I felt so bad for Luke, not Emily. Anyone can hate me, and I don’t care. I am just telling you what I see and know coming from a domestic violence standpoint. Yes, Luke was wrong. He should have walked away, but he wanted to kiss her sweetly and calm Emily down. Things escalated and got way out of control. That is why I say it was mutual abuse, not rape.
For example, in the past, I have had wild sex and got rug burns on my back. That was not abuse but mutual abuse because I knew the skin on my back was becoming raw. Did I tell my man to stop fucking me? Sometimes yes, and sometimes no. When I did say let’s stop, I suggested we try another position. But why did I sometimes say No? Here is why – because the sex felt fucking good! Did I accuse my man of raping me after we had sex or desire to grab a knife and make him bleed like I was bleeding? The answer is NO! I smile and say it was worth it. The sex was amazing!

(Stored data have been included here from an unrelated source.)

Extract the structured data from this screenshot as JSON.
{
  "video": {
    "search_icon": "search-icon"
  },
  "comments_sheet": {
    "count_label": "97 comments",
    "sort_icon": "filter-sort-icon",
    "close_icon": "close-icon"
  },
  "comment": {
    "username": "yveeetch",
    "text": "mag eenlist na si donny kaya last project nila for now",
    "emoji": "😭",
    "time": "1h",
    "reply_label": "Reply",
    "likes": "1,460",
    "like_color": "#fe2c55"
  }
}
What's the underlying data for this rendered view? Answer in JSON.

Then I ask my man to grab a band-aid and put some antibiotic cream on my boo-boo.
Lastly, when Luke faces the reality that he now has identity erosion, he knows he has to leave New York. He must do some serious self-care and create a whole new life for him in California. Being with Emily made him lose his composure and sense of self when he snapped and fucked her in the bathroom. He is mournful, and sad, but is solution-oriented. Narcissistic people are not solution-oriented unless it is self-serving.
He must leave Emily or she will continue to destroy him. Therefore, in the final scene, he is trying to be nice about it – like we both played the villain and victim to each other (mutual abuse). Yet, Emily is not satisfied. A narcissistic person is never satisfied because NOBODY can leave them. Emily MUST reject him first to save face and feel powerful. Her ego, fear of rejection, abandonment, and not being good enough are staring her in the face. She can’t psychologically handle it, so she becomes obsessed with destroying Luke’s fragile ego and sense of self even more.

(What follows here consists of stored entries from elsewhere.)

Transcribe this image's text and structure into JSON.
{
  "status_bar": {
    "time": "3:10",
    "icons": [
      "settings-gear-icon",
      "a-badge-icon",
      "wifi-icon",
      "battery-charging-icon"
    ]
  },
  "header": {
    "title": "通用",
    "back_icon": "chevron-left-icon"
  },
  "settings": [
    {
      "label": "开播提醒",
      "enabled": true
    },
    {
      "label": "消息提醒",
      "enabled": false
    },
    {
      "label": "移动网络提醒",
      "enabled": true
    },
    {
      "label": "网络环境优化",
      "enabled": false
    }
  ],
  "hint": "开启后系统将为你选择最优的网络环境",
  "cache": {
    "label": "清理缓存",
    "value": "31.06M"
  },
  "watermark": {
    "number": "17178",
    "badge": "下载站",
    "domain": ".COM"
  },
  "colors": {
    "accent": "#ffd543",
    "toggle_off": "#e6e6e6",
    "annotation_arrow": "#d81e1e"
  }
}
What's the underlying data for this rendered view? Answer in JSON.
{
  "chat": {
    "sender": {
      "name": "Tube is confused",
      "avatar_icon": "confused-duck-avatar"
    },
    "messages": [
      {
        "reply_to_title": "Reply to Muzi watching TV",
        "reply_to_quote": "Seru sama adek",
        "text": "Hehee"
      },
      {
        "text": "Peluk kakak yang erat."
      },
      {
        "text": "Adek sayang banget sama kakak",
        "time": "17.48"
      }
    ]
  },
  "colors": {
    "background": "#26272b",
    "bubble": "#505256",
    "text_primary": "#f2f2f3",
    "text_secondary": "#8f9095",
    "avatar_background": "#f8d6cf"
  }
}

I know it is twisted, but it’s true. When I left my son’s father I was told that was the biggest mistake I made. I should have let him believe that he was the one leaving ME. Because of that mistake, he spent five years and $100,000 in legal fees to destroy me. Just read my book, The Undetected Narcissist.

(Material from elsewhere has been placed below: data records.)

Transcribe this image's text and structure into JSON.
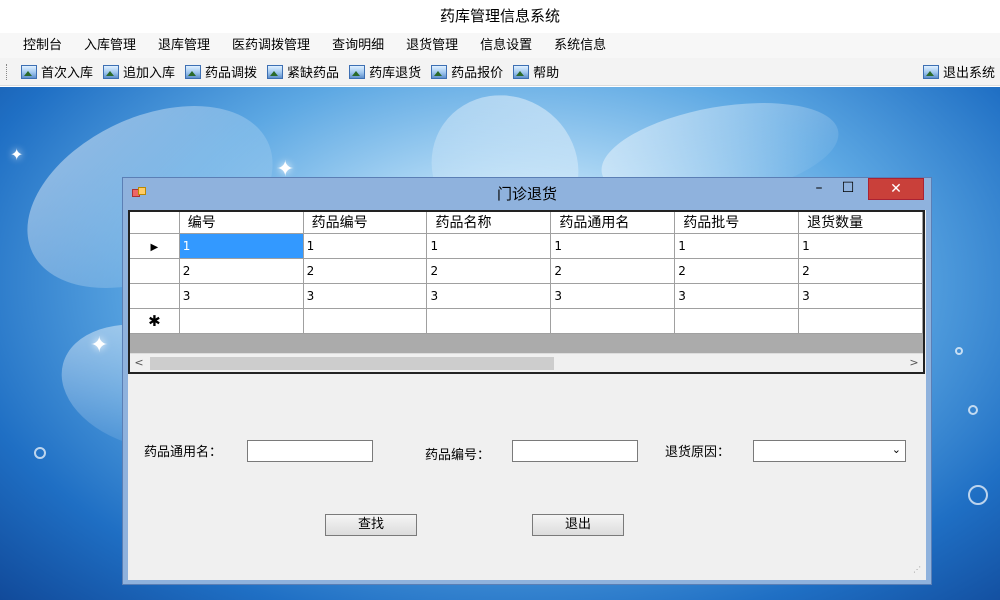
{
  "app": {
    "title": "药库管理信息系统"
  },
  "menu": [
    "控制台",
    "入库管理",
    "退库管理",
    "医药调拨管理",
    "查询明细",
    "退货管理",
    "信息设置",
    "系统信息"
  ],
  "toolbar": {
    "items": [
      "首次入库",
      "追加入库",
      "药品调拨",
      "紧缺药品",
      "药库退货",
      "药品报价",
      "帮助"
    ],
    "exit_label": "退出系统"
  },
  "dialog": {
    "title": "门诊退货",
    "min_glyph": "–",
    "max_glyph": "☐",
    "close_glyph": "✕",
    "grid": {
      "columns": [
        "编号",
        "药品编号",
        "药品名称",
        "药品通用名",
        "药品批号",
        "退货数量"
      ],
      "rows": [
        [
          "1",
          "1",
          "1",
          "1",
          "1",
          "1"
        ],
        [
          "2",
          "2",
          "2",
          "2",
          "2",
          "2"
        ],
        [
          "3",
          "3",
          "3",
          "3",
          "3",
          "3"
        ]
      ],
      "current_row_glyph": "▶",
      "new_row_glyph": "✱",
      "scroll_left_glyph": "<",
      "scroll_right_glyph": ">"
    },
    "form": {
      "generic_name_label": "药品通用名：",
      "generic_name_value": "",
      "drug_code_label": "药品编号：",
      "drug_code_value": "",
      "reason_label": "退货原因：",
      "reason_value": "",
      "reason_arrow": "⌄"
    },
    "buttons": {
      "search": "查找",
      "exit": "退出"
    }
  }
}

As you all know by now, the ending was morally and ethically wrong. Nobody deserves to be treated that way, especially Luke. I hope my clarification makes sense. We have all done things we are not proud of. That is why we need to be open and honest about sex, generational trauma, shame and family secrets, relationships, love, and much, much more. Chloe is right. We do need to talk. Because I feel sorry for all those men that Emily has dated in the past. Psychological abuse can take a person months or years to fully recover. Some people never really recover and become temporarily narcissistic themselves.
Thank you for reading or listening to the powerful hypnotic look into reactive abuse Fair Play movie. I truly hope that sharing my perspective will change millions or billions of people’s perspectives about the REAL meaning behind the Fair Play movie.